Oratório no deserto de sal, de Rudinei Borges, revela-se como uma obra dramatúrgica que transcende os limites do teatro convencional para se constituir como um verdadeiro rito de escuta e palavra. Através da oralidade poética, da fragmentação formal e da elevação estética das vozes marginalizadas, Borges constrói um oratório contemporâneo onde a fé, a memória e a resistência se encontram. Sua dramaturgia se ancora em uma linguagem que não apenas comunica, mas consagra: a palavra dramatúrgica se faz oração, denúncia e redenção. O espaço cênico torna-se um deserto simbólico de sal — elemento de purificação, mas também de dor — no qual os personagens enfrentam a aridez do mundo e reconfiguram o silêncio em discurso.

A análise desenvolvida neste ensaio evidencia a força com que a obra opera sobre temas como a infância, a maternidade, a exclusão social e a sacralidade da linguagem. Ao trazer para o centro da cena os sujeitos invisibilizados pela história e pela cultura dominante, Rudinei Borges reconfigura os fundamentos da dramaturgia brasileira contemporânea. Sua escrita dramatúrgica não busca apenas representar o real, mas recriá-lo com dignidade estética, política e ética. Assim, a obra não apenas merece ser lida e encenada, mas também estudada como exemplo de como a literatura pode ser, simultaneamente, instrumento de denúncia e altar de resistência.

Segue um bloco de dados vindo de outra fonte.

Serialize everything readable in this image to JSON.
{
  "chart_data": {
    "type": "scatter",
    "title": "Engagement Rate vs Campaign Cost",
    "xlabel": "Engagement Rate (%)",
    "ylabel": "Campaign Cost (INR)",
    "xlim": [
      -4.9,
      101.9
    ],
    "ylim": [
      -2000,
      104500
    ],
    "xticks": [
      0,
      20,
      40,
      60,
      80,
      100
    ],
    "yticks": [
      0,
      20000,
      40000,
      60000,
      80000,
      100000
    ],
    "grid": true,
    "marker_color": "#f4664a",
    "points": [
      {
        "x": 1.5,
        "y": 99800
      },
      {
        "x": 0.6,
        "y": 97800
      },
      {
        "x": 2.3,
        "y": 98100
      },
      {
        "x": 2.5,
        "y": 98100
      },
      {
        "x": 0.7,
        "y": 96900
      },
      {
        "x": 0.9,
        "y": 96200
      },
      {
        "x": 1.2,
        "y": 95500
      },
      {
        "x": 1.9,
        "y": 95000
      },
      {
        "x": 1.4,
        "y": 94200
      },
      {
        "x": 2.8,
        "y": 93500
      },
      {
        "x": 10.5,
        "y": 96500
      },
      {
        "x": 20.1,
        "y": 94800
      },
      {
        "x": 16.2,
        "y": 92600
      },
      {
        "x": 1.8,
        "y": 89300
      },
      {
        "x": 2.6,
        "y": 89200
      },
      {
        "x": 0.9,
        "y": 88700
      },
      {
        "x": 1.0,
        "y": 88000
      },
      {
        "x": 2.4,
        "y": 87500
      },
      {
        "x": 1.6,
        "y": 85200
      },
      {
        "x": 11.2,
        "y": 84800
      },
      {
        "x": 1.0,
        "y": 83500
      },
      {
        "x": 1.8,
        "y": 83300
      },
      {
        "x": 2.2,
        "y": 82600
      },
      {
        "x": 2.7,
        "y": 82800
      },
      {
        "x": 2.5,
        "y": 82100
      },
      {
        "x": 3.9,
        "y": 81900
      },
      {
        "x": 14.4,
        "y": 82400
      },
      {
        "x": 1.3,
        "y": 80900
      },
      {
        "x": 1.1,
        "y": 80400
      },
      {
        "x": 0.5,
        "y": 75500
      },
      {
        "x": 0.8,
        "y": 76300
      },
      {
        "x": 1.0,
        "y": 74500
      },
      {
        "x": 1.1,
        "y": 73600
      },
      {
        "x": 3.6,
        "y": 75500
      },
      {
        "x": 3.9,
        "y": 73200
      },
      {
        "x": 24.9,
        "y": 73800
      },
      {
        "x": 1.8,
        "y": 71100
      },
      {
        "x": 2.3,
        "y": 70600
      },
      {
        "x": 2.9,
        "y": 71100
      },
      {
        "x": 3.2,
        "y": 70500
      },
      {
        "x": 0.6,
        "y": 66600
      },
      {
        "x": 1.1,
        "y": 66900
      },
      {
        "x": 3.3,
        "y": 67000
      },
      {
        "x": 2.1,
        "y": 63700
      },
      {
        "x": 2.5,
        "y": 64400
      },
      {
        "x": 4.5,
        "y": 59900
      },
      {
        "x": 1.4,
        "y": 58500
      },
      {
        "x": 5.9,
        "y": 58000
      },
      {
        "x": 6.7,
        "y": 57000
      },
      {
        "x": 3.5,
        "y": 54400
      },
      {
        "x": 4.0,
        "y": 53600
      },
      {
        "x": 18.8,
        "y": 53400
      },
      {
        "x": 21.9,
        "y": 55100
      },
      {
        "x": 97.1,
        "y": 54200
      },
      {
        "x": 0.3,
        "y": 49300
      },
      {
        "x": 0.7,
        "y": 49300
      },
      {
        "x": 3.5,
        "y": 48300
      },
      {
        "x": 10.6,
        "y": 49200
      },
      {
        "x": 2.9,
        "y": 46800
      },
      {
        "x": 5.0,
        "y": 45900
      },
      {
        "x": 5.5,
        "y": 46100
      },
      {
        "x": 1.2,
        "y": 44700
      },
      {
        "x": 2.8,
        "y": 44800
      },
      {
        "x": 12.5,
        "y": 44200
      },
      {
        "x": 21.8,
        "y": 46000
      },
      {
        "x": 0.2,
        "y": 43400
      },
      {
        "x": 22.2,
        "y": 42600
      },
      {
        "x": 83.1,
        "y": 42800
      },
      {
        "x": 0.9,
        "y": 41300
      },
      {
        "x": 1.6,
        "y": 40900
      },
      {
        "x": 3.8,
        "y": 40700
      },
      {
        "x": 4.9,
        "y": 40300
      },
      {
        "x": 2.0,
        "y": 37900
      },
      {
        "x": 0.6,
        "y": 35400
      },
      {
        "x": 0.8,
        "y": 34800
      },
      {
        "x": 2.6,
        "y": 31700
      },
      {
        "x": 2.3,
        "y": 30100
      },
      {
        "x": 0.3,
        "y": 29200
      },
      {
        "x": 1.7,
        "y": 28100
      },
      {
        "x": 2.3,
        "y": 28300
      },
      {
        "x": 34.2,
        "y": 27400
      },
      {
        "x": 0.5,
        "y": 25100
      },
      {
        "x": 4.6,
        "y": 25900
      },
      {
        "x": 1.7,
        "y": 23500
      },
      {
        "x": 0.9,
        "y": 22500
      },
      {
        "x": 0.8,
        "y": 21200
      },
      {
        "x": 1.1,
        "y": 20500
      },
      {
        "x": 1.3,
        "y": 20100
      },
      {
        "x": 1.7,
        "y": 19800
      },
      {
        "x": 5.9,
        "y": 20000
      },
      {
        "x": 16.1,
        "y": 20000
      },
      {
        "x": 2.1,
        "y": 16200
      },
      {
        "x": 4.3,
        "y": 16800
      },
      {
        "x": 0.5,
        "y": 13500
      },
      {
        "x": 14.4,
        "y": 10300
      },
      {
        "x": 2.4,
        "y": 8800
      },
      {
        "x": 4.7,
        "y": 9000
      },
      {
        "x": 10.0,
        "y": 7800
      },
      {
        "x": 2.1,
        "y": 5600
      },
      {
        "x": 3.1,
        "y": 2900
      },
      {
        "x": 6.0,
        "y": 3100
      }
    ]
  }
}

Como desdobramento possível, este estudo aponta para investigações futuras que abordem a intertextualidade bíblica na obra, os traços da religiosidade popular, ou ainda a presença de um “teatro da memória” como categoria autônoma. Em tempos de obscurantismo político e exclusão cultural, Oratório no deserto de sal nos recorda que o palco é, ainda, um lugar possível de reexistência.

REFERÊNCIAS BIBLIOGRÁFICAS

AGAMBEN, Giorgio. O que resta de Auschwitz: o arquivo e a testemunha. Trad. Selvino J. Assmann. São Paulo: Boitempo, 2008.

CANDIDO, Antonio. O direito à literatura. In: ______. Vários Escritos. 5. ed. São Paulo: Duas Cidades; Ed. 34, 2004. p. 167-183.

CIXOUS, Hélène. O riso da Medusa. Trad. Claudia Schilling. In: HOLLANDA, Heloisa Buarque de (org.). Tendências e Imes: o feminismo como crítica da cultura. Rio de Janeiro: Rocco, 1994. p. 143-157.

ESSLIN, Martin. The Theatre of the Absurd. New York: Anchor Books, 1961.

FREIRE, Paulo. Pedagogia do oprimido. 17. ed. Rio de Janeiro: Paz e Terra, 1987.

BORGES, Rudinei. Oratório no deserto de sal. Curitiba: Kotter Editorial, 2022.